I Am Not My Work, Says Robert Downey Jr on His Global Identity as Iron Man
I Am Not My Work, Says Robert Downey Jr on His Global Identity as Iron Man
Robert Downey Jr earned $50 million as backend profit participation for Avengers (2012) and he made $75 million for Avengers: Infinity War.

For over a decade, Robert Downey Jr has been Tony Stark aka Iron Man for Marvel fanatics around the world but the actor is clear, in real life, he is not the beloved superhero.

The actor, whose career stemmed from theatre, said his off-Broadway training taught him to maintain "aesthetic distance" from the characters he plays in order to remain in touch with his identity. "I am not my work. I am not what I did with that studio. I am not that period of time that I spent playing this character (Iron Man). 

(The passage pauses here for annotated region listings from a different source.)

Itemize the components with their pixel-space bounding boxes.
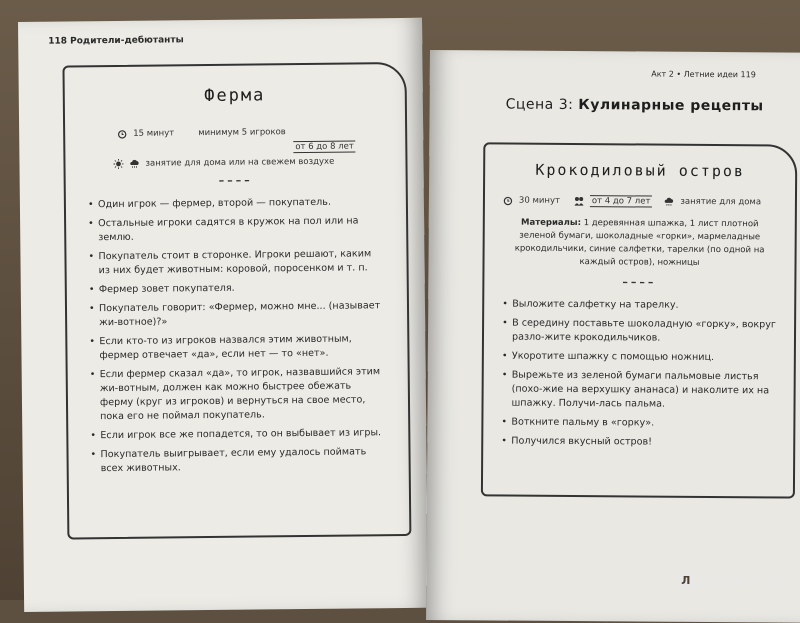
list-item: • Остальные игроки садятся в кружок на пол или на землю. [88, 214, 384, 245]
list-item: • Получился вкусный остров! [501, 435, 779, 451]
list-item: • Укоротите шпажку с помощью ножниц. [502, 350, 780, 366]
labirint-watermark [679, 572, 786, 590]
time-value: 30 минут [518, 195, 560, 206]
list-item: • Покупатель стоит в сторонке. Игроки решают, каким из них будет животным: коровой, поросенком и т. п. [88, 247, 384, 278]
card-meta-row-2 [113, 156, 405, 169]
sun-icon [113, 159, 123, 169]
list-item: • Если игрок все же попадется, то он выбывает из игры. [90, 426, 386, 443]
crocodile-island-card [481, 142, 797, 498]
list-item: • Один игрок — фермер, второй — покупатель. [88, 195, 384, 212]
list-item: • Вырежьте из зеленой бумаги пальмовые листья (похо-жие на верхушку ананаса) и наколите их на шпажку. Получи-лась пальма. [501, 369, 779, 413]
card-separator: –––– [218, 173, 253, 187]
age-value: от 6 до 8 лет [293, 140, 356, 153]
card-meta-row-1 [117, 126, 405, 139]
materials-block [502, 217, 776, 271]
list-item: • Если фермер сказал «да», то игрок, назвавшийся этим жи-вотным, должен как можно быстрее обежать ферму (круг из игроков) и вернуться на свое место, пока его не поймал покупатель. [90, 365, 387, 424]
card-meta-age [293, 140, 405, 153]
labirint-logo-text: абиринт.ру [696, 572, 786, 590]
list-item: • Фермер зовет покупателя. [89, 280, 385, 297]
rain-cloud-icon [664, 197, 674, 207]
list-item: • Покупатель выигрывает, если ему удалось поймать всех животных. [90, 445, 386, 476]
alarm-clock-icon [503, 196, 513, 206]
materials-text: 1 деревянная шпажка, 1 лист плотной зеленой бумаги, шоколадные «горки», мармеладные крокодильчики, синие салфетки, тарелки (по одной на каждый остров), ножницы [514, 218, 765, 268]
place-value: занятие для дома [680, 196, 762, 208]
recipe-steps-list [501, 298, 780, 451]
left-page [18, 18, 428, 612]
scene-heading [506, 97, 764, 115]
list-item: • Покупатель говорит: «Фермер, можно мне... (называет жи-вотное)?» [89, 299, 385, 330]
farm-game-card [62, 62, 411, 540]
scene-prefix: Сцена 3: [505, 96, 574, 114]
place-value: занятие для дома или на свежем воздухе [145, 156, 335, 169]
list-item: • Если кто-то из игроков назвался этим животным, фермер отвечает «да», если нет — то «нет». [89, 332, 385, 363]
list-item: • Выложите салфетку на тарелку. [502, 298, 780, 314]
left-running-head: 118 Родители-дебютанты [48, 35, 184, 47]
labirint-logo-mark: Л [679, 574, 693, 588]
alarm-clock-icon [117, 129, 127, 139]
card-title: Крокодиловый остров [535, 160, 746, 181]
right-running-head: Акт 2 • Летние идеи 119 [651, 69, 756, 80]
card-title: Ферма [204, 85, 266, 107]
time-value: 15 минут [133, 128, 175, 139]
list-item: • В середину поставьте шоколадную «горку», вокруг разло-жите крокодильчиков. [502, 317, 780, 347]
rain-cloud-icon [129, 159, 139, 169]
card-separator: –––– [622, 275, 657, 289]
right-page [426, 50, 800, 623]
list-item: • Воткните пальму в «горку». [501, 416, 779, 432]
materials-label: Материалы: [520, 217, 582, 229]
rules-list [88, 195, 387, 476]
kids-icon [574, 196, 584, 206]
card-meta-row [503, 195, 795, 209]
scene-title: Кулинарные рецепты [578, 97, 764, 115]
players-value: минимум 5 игроков [198, 127, 286, 139]
age-value: от 4 до 7 лет [590, 195, 653, 207]
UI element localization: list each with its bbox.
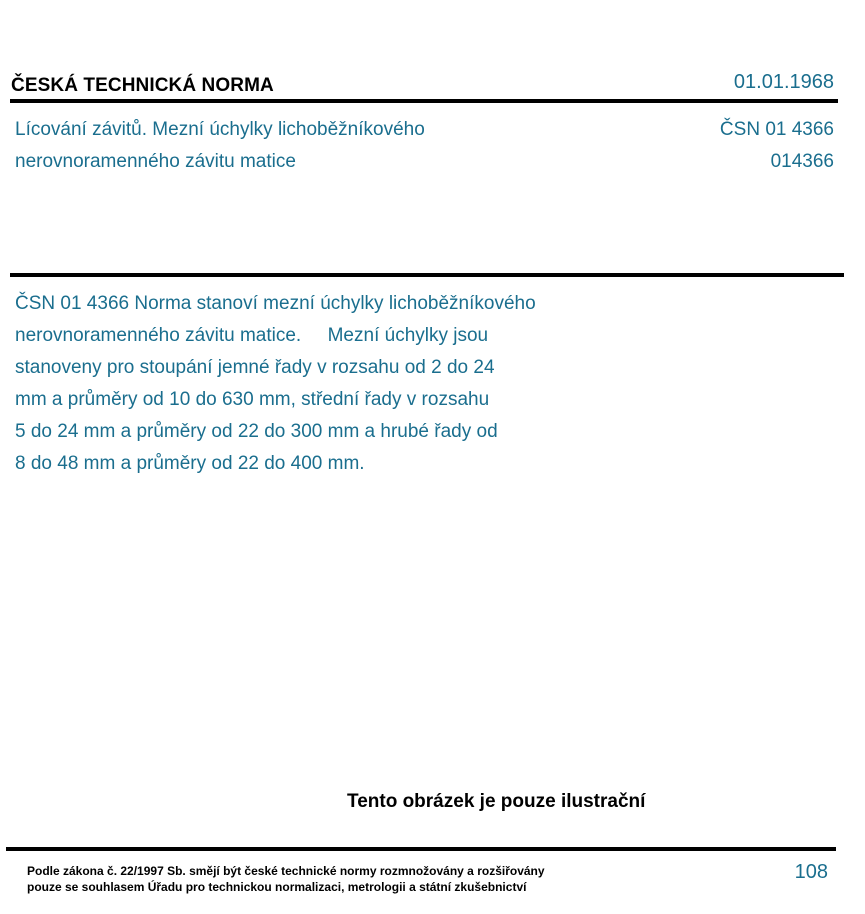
abstract-line: 5 do 24 mm a průměry od 22 do 300 mm a hrubé řady od bbox=[15, 421, 498, 442]
abstract-line: nerovnoramenného závitu matice. Mezní úchylky jsou bbox=[15, 325, 489, 346]
legal-line: pouze se souhlasem Úřadu pro technickou normalizaci, metrologii a státní zkušebnictví bbox=[27, 880, 527, 894]
abstract-line: 8 do 48 mm a průměry od 22 do 400 mm. bbox=[15, 453, 365, 474]
standard-code: ČSN 01 4366 bbox=[719, 119, 834, 140]
abstract-line: ČSN 01 4366 Norma stanoví mezní úchylky lichoběžníkového bbox=[15, 293, 536, 314]
norm-label: ČESKÁ TECHNICKÁ NORMA bbox=[11, 75, 274, 96]
standard-title-line: Lícování závitů. Mezní úchylky lichoběžníkového bbox=[15, 119, 425, 140]
standard-title-line: nerovnoramenného závitu matice bbox=[15, 151, 296, 172]
section-divider bbox=[10, 273, 844, 277]
publication-date: 01.01.1968 bbox=[733, 71, 834, 93]
header-divider bbox=[10, 99, 838, 103]
legal-notice bbox=[27, 863, 545, 895]
abstract-line: stanoveny pro stoupání jemné řady v rozsahu od 2 do 24 bbox=[15, 357, 495, 378]
illustration-note: Tento obrázek je pouze ilustrační bbox=[347, 791, 646, 812]
page-number: 108 bbox=[794, 861, 828, 883]
footer-divider bbox=[6, 847, 836, 851]
abstract-text bbox=[15, 288, 536, 480]
legal-line: Podle zákona č. 22/1997 Sb. smějí být české technické normy rozmnožovány a rozšiřovány bbox=[27, 864, 545, 878]
abstract-line: mm a průměry od 10 do 630 mm, střední řady v rozsahu bbox=[15, 389, 490, 410]
standard-title bbox=[15, 114, 425, 178]
standard-identifiers bbox=[720, 114, 834, 178]
catalog-number: 014366 bbox=[770, 151, 834, 172]
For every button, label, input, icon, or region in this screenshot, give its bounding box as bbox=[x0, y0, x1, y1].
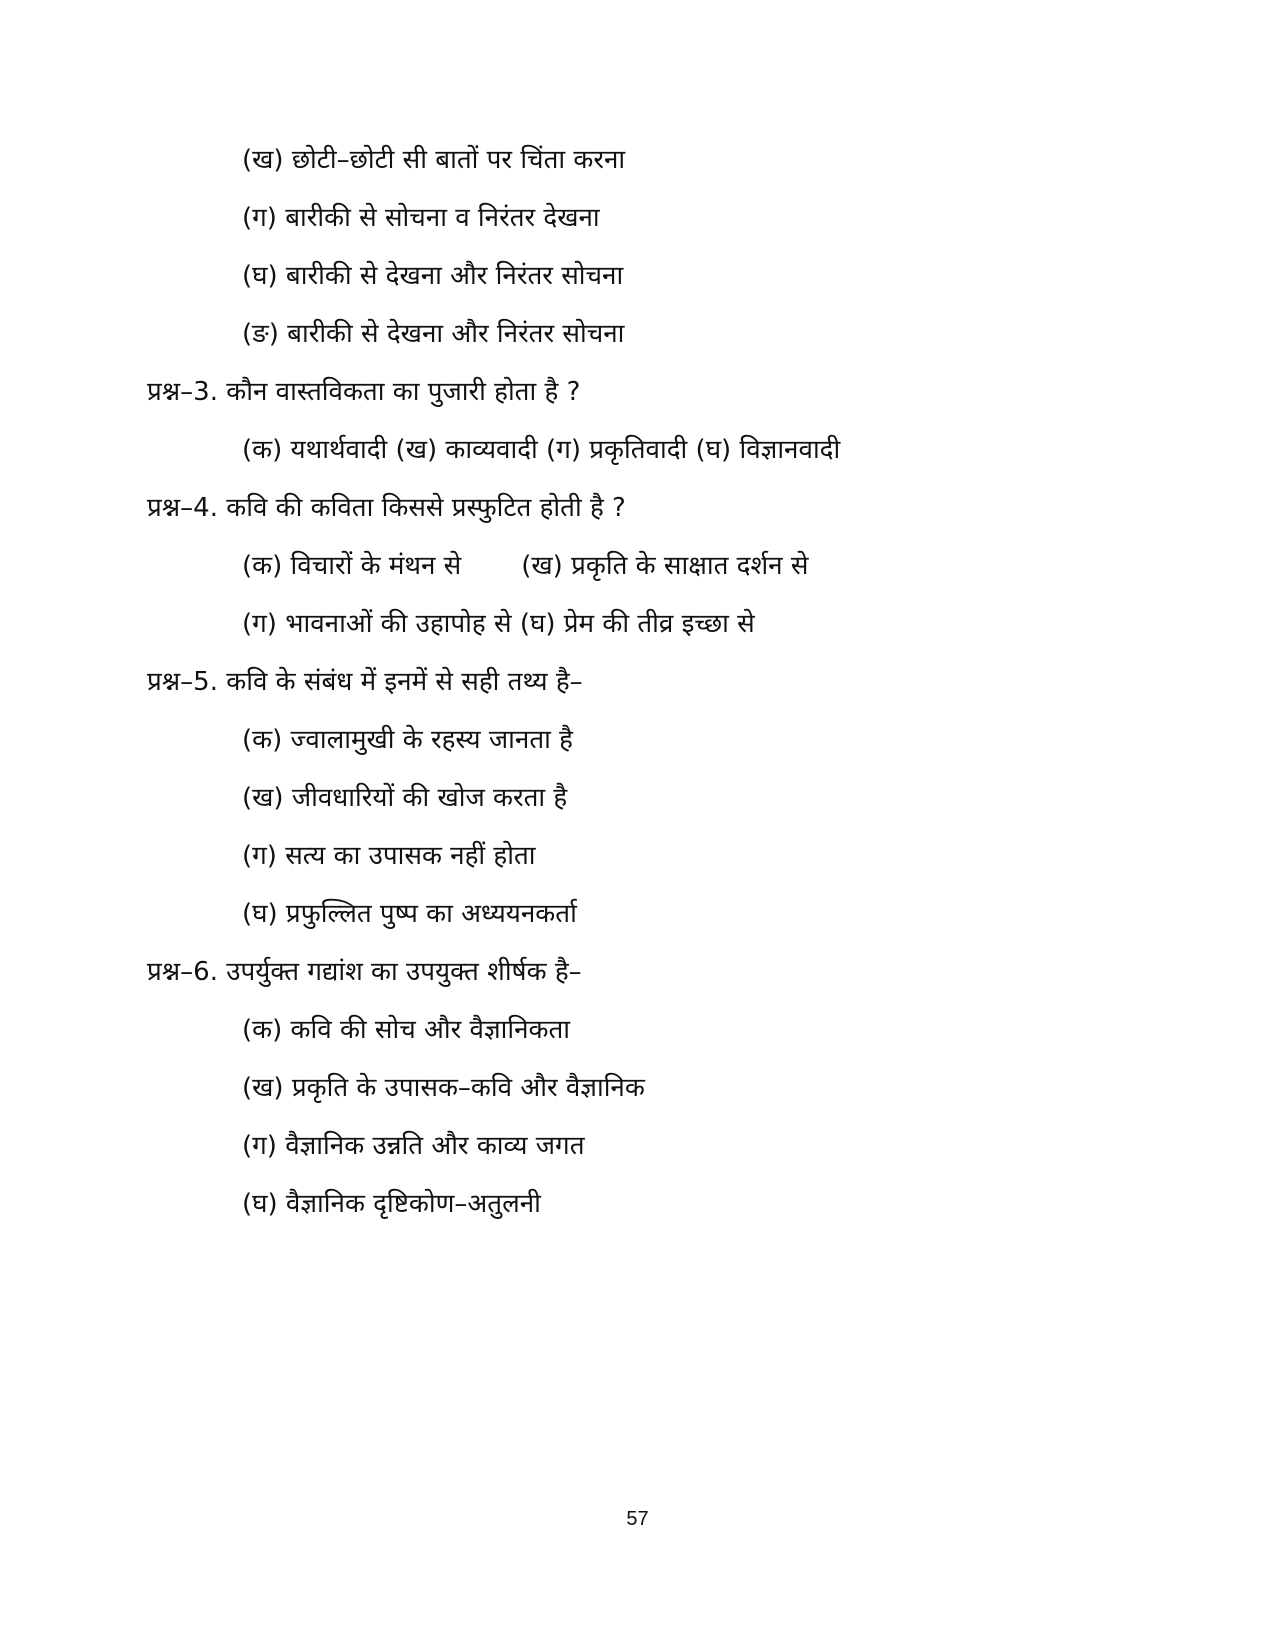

"And it sucks, because the kid in all of us wants to be like, 'No. It's always going to be summer camp and we're all holding hands and singing Kumbaya," Downey Jr told The Hollywood Reporter.

But both Disney's Marvel Studio and the actor benefited from the mirror-like personas of the Hollywood star and Iron Man. "Initially, by creating and associating and synergising with Tony Stark and the Marvel Universe... And being a good company man, but also being a little off kilter, being creative and getting into all these other partnerships, it was a time when... what do they say? Owners start looking like their pets," he said.

The 54-year-old actor earned $50 million as backend profit participation for Avengers (2012) and he made $75 million for Avengers: Infinity War. Calling himself Marvel's "trust fund kid", Downey Jr noted post Avengers: Endgame, an unknown road waits for him. "There's always a dependency on something that feels like a sure thing. It's the closest I will ever come to being a trust fund kid," he said of his time with the studio.